Supplementary material
The supplementary material for this article can be found at http://doi.org/10.1017/S003329172510175X.
Funding statement
This review is part of a project funded by the Economic and Social Research Council (ESRC), through the London Interdisciplinary Social Sciences Doctoral Training Partnership (LISS-DTP) (Grant Number: ES/P000703/1).
Competing interests
MLS was part-funded by a research grant from the Office for Veterans’ Affairs, UK Government and was employed by King’s College London as a Senior Research Fellow at the time of conducting the majority of this work. MLS is currently funded by the Economic Social Research Council (ESRC), UKRI Policy Fellowship, hosted at the Centre for National Training and Research Excellence in Understanding Behaviour (Centre-UB) and seconded into the Cabinet Office, UK Government. MLS is a Visiting Senior Research Fellow at King’s College London and Senior Research Fellow at the University of Birmingham. This work has been undertaken only in her capacity as a Visiting Senior Research Fellow at King’s College London and Senior Research Fellow at The University of Birmingham and not in any other capacity listed. The views expressed in this publication are those of the author(s) and not necessarily those of the ESRC or the Cabinet Office – UK Government.

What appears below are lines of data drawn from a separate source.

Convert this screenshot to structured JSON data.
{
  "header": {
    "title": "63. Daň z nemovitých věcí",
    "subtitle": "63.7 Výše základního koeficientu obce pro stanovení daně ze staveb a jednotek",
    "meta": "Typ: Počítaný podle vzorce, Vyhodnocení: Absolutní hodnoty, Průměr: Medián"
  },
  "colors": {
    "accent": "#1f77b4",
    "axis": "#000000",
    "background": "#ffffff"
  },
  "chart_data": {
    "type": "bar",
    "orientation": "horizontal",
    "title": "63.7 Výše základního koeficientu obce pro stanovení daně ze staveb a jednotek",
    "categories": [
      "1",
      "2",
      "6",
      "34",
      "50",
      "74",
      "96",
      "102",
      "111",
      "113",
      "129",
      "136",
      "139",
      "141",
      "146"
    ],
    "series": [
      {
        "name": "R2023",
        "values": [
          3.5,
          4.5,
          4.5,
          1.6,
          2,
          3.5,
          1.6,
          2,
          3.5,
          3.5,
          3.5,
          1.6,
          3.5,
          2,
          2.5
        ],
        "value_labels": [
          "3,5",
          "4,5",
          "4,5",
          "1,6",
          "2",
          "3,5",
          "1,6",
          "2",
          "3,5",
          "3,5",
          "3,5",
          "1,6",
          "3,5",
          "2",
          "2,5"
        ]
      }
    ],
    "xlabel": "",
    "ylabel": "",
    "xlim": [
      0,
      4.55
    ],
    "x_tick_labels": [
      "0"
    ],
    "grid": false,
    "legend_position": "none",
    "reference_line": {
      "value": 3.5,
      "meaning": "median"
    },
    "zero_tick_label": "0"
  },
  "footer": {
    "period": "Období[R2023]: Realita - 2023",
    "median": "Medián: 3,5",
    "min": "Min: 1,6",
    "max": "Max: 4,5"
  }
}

DM is a trustee of the Forces in Mind Trust (unpaid) and is employed as the Head of Research for Combat Stress, a UK veterans mental health charity.
NTF is a trustee (unpaid) of Help for Heroes—a charity supporting the health and well-being of serving personnel, veterans and their families, and NTF’s salary is part funded by a grant from the MOD.
TO and SR declare no competing interests.